Firstly, it is clear that under the leadership of our vicar Peter we have a friendly, vibrant and welcoming church, both at Holy Trinity and at St Mark’s and, to my mind, this is primarily due to the huge amount of work undertaken by all those who give of their time and talents so willingly. Finance, i.e. money so generously given by you and others, also plays its part and it is always worth reminding ourselves that, as a charity, our church receives nothing other than that which we ourselves donate or raise.

In 2023 we need to raise, in round figures, £105,000 to cover our day-to-day running costs. After receiving a grant from the Diocese earlier this year, and by judicious use of reserves, I was able to reassure the PCC that we should just be able to cover these costs.

This is assuming that income during November and December is at least the same as in 2022. This included almost £3000 from the Advent Fair, so please encourage everyone that you know to come along to support this event.

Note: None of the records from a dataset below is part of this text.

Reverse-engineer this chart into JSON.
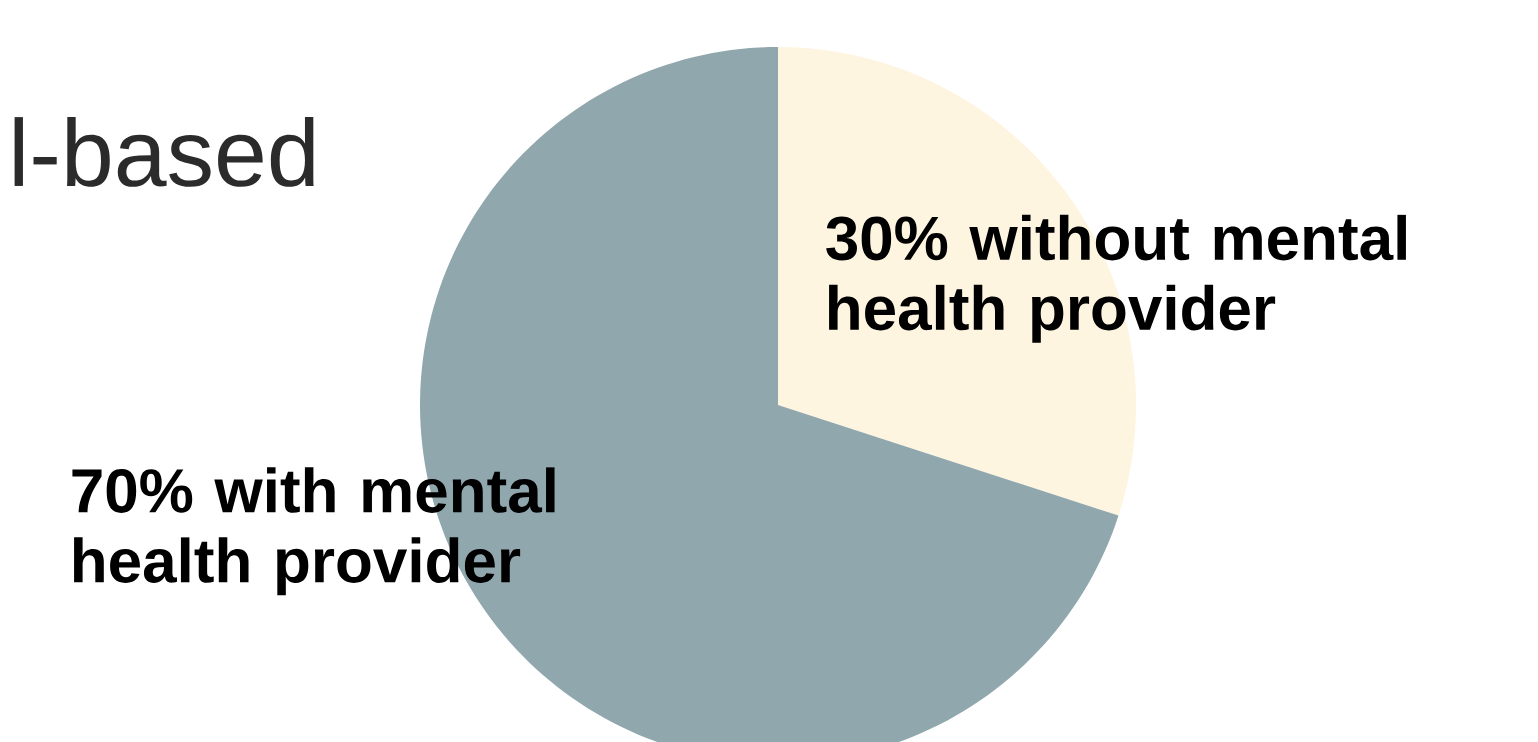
{
  "chart_data": {
    "type": "pie",
    "title": "l-based",
    "categories": [
      "30% without mental health provider",
      "70% with mental health provider"
    ],
    "values": [
      30,
      70
    ],
    "colors": [
      "#fef5e0",
      "#91a7ae"
    ]
  }
}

The PCC’s collective sigh of relief for 2023 quickly dissipated when we started to look at finances for 2024:

It will come as no surprise that the effects of inflation will continue to impact on our ability to cover costs, unless there is a substantial increase in income through Generous Giving and fundraising. Not only that, but we have been insulated from the worst effects of inflation this year for a number of reasons:

  1. Diocesan grants: we received £3658 this year and we have received over £75000 in total since 2017. The Diocese has indicated that it would be difficult to continue this into 2024, particularly as we are not considered to be a ‘less affluent’ parish.
  2. Gas & electric: I have recently had to renew our contracts after the previous three-year fixed deals came to an end. Unlike our household bills, there is no ‘cap’ on commercial contracts so our costs are likely to be about £5000 higher in 2024.
  3. Use of Reserves: in 2023 we will have reduced the General & Graveyard Reserves to the minimum prudent levels, so this source of money cannot be used in 2024. We are fortunate in having sufficient funds in the ‘Fabric’ Reserve, following generous legacies last year, to cover ongoing expenditure on the structure of Holy Trinity.
  4. Extra Gift Aid: In 2023 we will receive almost £5000 from the ‘one-off’ effect of switches from Standing Order to Direct Debit for Planned Giving monthly payments. Thirty-three switches have been made but their Gift Aid will be back to normal levels next year. There are still a good number of standing orders that could be switched, so please let me know if you wish to do this – it will help our finances in 2024 without costing you a penny more.
  5. Parish Share: this forms the largest part of our expenditure and inflationary increases have a proportionate effect. This year the ‘Share’ has gone up by £10000 and naturally the PCC were keen to analyse why this was so, and whether it could in any way be ‘wrong’.

Our conclusion was that the request is fair based on the criteria used to make the calculation and that whilst the increase will compound our difficulty in balancing the books, it is only right that we strive to pay the Share in full.

Of particular concern to the PCC was the fact that, as for similar parishes, a proportion of the Share is used by the Diocese to help those parishes that are far worse off than ourselves. We are keen to show that our generosity does not stop at our own doorstep, and that we continue to support the Diocese ambition to share God’s word as widely as possible.

In conclusion, our finances are sound and for the last seven years we will have covered all our expenditure, including Parish Share, which is no mean feat given the demands of looking after our historic buildings, and the impact of the covid epidemic.

It looks as though 2024 will be the most challenging year in my time as Treasurer, in terms of balancing the budget. However, the solution is out of my hands – the facts are as they are and I am sure that the congregation and other friends of the Parish will rise to the challenge as they have done in the past.